Chão de Histórias é uma travessia entre tempo, matéria e memória. Um gesto de escuta diante do que foi silenciado — na terra, nos arquivos, nos corpos. A partir de uma busca pessoal por raízes apagadas, o projeto se constrói como uma cartografia afetiva do sertão pernambucano, território de origem da família do meu pai e lugar que, por muito tempo, me foi ausente.
O trabalho parte do encontro entre imagens de arquivo e fotografias contemporâneas, e se aprofunda em duas séries que tensionam as fronteiras entre o passado herdado e o presente vivido:
Dobra do Tempo reúne colagens compostas por fotografias de paisagens que realizei em 2022 nas regiões de Floresta e do Vale do Catimbau, somadas a imagens de arquivo familiar recortadas à mão e a rendas renascença — tradição têxtil trazida por freiras francesas no século XIX e transmitida às mulheres sertanejas.

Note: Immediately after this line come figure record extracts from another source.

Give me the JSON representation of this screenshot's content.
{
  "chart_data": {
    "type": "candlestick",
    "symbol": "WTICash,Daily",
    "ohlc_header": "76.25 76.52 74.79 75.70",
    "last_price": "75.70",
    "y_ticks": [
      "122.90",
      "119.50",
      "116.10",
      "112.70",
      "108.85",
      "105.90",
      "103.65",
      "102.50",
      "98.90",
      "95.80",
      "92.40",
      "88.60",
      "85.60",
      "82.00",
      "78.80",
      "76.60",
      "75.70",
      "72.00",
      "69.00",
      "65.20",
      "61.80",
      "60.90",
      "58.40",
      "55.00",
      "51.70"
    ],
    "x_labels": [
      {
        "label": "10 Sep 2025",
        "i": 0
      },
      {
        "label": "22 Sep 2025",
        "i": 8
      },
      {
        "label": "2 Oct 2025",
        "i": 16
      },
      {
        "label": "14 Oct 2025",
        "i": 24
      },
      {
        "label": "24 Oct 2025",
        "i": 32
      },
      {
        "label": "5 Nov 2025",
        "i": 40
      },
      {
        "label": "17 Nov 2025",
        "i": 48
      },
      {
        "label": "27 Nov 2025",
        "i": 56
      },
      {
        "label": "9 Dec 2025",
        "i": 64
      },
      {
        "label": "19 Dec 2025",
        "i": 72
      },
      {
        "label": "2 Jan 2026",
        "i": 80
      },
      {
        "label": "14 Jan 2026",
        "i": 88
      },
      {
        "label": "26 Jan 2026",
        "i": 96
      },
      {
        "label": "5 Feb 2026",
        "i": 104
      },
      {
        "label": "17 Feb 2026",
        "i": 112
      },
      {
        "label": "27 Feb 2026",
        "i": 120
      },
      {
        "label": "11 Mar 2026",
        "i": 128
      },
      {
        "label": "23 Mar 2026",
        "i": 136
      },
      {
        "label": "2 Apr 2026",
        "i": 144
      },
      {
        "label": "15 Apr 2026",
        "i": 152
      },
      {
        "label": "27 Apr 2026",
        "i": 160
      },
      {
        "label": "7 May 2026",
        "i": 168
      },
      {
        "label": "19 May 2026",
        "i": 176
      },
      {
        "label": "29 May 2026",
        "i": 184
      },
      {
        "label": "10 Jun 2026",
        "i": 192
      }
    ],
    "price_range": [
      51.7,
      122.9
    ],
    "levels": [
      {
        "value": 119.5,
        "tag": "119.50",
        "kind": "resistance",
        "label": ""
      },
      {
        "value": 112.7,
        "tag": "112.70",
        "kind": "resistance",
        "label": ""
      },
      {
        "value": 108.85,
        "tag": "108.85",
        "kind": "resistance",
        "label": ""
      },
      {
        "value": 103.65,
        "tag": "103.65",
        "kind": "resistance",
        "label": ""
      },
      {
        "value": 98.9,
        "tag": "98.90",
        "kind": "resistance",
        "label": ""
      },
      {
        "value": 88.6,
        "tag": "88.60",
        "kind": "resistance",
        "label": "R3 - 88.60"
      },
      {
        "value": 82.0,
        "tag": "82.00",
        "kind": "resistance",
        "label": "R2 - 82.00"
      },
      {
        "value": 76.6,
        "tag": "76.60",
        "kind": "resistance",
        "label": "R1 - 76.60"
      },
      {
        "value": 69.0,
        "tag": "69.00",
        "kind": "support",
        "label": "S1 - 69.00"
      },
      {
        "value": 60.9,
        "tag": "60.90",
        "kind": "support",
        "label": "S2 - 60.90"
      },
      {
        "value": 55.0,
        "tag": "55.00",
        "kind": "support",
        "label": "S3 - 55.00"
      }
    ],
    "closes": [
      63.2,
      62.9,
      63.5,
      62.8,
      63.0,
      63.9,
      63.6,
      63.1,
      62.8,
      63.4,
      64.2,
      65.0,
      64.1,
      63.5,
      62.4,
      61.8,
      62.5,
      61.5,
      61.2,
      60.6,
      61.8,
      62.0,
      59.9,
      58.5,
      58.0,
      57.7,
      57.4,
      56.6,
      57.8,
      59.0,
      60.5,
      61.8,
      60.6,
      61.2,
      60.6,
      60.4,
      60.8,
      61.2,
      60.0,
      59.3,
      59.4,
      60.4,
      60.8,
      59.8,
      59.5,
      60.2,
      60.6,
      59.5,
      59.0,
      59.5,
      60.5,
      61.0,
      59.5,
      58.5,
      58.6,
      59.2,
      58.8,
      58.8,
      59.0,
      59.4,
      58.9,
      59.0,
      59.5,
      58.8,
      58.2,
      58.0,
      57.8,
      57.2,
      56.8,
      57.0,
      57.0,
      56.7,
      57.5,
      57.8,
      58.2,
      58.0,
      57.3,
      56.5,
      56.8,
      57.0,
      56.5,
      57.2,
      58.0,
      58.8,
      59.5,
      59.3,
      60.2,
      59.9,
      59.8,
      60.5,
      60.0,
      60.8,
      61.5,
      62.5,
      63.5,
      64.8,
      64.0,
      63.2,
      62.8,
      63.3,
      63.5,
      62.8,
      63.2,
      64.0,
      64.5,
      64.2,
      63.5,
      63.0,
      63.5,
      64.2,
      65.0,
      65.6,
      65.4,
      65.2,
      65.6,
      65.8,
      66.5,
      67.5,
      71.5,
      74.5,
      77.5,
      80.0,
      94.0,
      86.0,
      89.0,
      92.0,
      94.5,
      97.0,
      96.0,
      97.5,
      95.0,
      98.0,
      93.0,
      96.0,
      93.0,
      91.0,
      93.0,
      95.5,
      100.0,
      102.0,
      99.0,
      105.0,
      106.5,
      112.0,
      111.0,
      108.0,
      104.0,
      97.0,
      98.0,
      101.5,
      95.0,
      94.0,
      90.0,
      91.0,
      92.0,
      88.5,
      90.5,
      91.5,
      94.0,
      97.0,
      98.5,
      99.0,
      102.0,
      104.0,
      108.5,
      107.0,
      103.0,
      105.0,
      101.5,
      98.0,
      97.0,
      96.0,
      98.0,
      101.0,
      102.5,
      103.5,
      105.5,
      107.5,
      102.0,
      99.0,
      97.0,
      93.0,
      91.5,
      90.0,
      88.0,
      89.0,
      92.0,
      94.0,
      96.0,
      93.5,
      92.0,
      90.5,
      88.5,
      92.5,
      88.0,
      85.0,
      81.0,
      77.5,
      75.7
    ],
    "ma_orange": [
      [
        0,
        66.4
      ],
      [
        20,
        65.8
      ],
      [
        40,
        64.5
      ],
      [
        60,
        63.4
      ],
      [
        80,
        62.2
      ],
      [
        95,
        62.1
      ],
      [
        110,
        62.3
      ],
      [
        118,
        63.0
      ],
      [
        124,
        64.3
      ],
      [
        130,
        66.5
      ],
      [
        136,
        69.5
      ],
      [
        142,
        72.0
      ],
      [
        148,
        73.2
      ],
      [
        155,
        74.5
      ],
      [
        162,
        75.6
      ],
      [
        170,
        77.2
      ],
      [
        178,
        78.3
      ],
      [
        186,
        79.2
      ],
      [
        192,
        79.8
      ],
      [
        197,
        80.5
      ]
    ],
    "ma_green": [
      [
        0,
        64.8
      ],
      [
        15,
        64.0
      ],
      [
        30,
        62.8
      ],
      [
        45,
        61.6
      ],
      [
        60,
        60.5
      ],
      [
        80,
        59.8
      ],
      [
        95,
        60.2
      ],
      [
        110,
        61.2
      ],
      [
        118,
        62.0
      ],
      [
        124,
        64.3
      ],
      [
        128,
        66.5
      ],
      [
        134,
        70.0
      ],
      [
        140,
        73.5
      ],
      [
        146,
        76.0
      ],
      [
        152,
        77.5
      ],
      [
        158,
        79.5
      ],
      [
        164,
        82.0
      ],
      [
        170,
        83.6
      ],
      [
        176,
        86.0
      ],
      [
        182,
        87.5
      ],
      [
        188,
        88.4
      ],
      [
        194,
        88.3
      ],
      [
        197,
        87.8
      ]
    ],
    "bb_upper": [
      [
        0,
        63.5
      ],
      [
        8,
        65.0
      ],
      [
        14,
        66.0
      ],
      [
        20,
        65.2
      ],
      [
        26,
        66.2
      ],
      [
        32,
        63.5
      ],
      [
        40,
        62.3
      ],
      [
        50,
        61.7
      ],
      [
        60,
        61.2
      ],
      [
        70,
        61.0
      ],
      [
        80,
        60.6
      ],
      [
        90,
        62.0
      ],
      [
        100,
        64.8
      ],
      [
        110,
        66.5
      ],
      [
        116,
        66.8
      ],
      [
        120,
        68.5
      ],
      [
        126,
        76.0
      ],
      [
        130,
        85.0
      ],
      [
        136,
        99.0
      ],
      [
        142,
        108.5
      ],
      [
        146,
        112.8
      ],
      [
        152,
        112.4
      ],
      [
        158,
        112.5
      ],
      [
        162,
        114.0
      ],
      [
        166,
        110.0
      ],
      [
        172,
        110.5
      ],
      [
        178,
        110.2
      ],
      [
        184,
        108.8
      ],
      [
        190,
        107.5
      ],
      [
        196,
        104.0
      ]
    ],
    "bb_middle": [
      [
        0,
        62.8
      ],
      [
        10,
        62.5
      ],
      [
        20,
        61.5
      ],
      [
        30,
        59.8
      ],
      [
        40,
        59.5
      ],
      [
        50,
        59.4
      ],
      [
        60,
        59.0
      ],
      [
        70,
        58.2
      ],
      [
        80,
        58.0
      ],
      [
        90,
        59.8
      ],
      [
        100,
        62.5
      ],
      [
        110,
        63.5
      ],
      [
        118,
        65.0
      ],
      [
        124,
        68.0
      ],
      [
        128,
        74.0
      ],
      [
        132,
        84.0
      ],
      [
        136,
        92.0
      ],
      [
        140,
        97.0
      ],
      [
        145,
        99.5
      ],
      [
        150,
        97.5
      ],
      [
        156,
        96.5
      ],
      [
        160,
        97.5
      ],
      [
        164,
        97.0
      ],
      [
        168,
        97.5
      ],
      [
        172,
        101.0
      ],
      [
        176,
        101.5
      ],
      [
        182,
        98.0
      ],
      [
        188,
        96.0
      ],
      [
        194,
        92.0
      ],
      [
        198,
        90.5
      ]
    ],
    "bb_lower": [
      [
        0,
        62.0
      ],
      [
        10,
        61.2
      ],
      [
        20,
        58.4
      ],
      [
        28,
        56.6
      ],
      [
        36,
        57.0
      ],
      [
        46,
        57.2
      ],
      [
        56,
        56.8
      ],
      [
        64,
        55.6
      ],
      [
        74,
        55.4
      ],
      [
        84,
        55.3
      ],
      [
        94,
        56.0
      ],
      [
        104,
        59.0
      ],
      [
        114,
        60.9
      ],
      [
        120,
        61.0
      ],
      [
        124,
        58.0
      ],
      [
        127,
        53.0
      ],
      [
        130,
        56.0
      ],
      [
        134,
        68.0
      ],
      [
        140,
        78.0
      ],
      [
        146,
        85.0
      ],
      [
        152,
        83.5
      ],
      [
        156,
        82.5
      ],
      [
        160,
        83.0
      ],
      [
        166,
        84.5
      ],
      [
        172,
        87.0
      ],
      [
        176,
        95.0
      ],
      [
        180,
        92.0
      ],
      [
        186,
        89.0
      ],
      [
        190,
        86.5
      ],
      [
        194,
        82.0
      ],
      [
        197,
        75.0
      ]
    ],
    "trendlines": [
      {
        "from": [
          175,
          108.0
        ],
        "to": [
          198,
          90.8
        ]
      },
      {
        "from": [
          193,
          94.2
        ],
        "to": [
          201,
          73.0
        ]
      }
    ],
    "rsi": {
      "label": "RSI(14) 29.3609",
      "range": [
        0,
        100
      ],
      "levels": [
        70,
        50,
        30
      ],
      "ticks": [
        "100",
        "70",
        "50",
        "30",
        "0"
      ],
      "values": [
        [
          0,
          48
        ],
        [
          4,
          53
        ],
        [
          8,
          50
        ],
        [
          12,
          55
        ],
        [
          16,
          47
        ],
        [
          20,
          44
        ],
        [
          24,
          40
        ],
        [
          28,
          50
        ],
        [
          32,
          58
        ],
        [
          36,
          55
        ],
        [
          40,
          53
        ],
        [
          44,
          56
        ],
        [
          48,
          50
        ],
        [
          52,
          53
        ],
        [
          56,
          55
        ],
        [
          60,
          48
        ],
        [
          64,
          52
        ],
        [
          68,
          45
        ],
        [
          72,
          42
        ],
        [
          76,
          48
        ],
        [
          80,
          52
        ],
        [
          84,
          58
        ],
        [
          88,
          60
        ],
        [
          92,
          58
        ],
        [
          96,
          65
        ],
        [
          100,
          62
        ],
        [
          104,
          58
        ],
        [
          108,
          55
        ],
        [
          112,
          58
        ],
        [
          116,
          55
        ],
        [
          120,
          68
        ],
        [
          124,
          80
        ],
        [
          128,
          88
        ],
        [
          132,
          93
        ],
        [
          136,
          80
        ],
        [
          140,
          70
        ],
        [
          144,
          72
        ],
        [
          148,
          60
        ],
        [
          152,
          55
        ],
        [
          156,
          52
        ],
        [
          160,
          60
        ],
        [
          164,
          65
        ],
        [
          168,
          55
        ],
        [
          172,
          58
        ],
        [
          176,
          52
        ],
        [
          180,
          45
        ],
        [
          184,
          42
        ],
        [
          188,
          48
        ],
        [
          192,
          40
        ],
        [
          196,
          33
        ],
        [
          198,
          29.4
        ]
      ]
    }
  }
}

As composições criam dobras visuais e simbólicas: tempos que se sobrepõem, memórias que se costuram, formas que ecoam.
Encontro é uma síntese sensível de origem. Retratos de ancestrais são combinados à argila seca e arenosa do sertão — a terra que guarda, resiste e também lembra. Nessa série, a argila não é suporte, mas corpo. Ela acolhe as imagens como se fossem vestígios orgânicos da paisagem, afirmando que somos inseparáveis do solo que nos gera e nos devolve.
Ambas as séries propõem uma arqueologia íntima: uma tentativa de reconstituir laços por meio da justaposição de gestos, materiais e silêncios. Entre o visível e o velado, Chão de Histórias convida o olhar a repousar no que pulsa sob a superfície — um tempo ancestral que ainda respira, e espera ser reativado.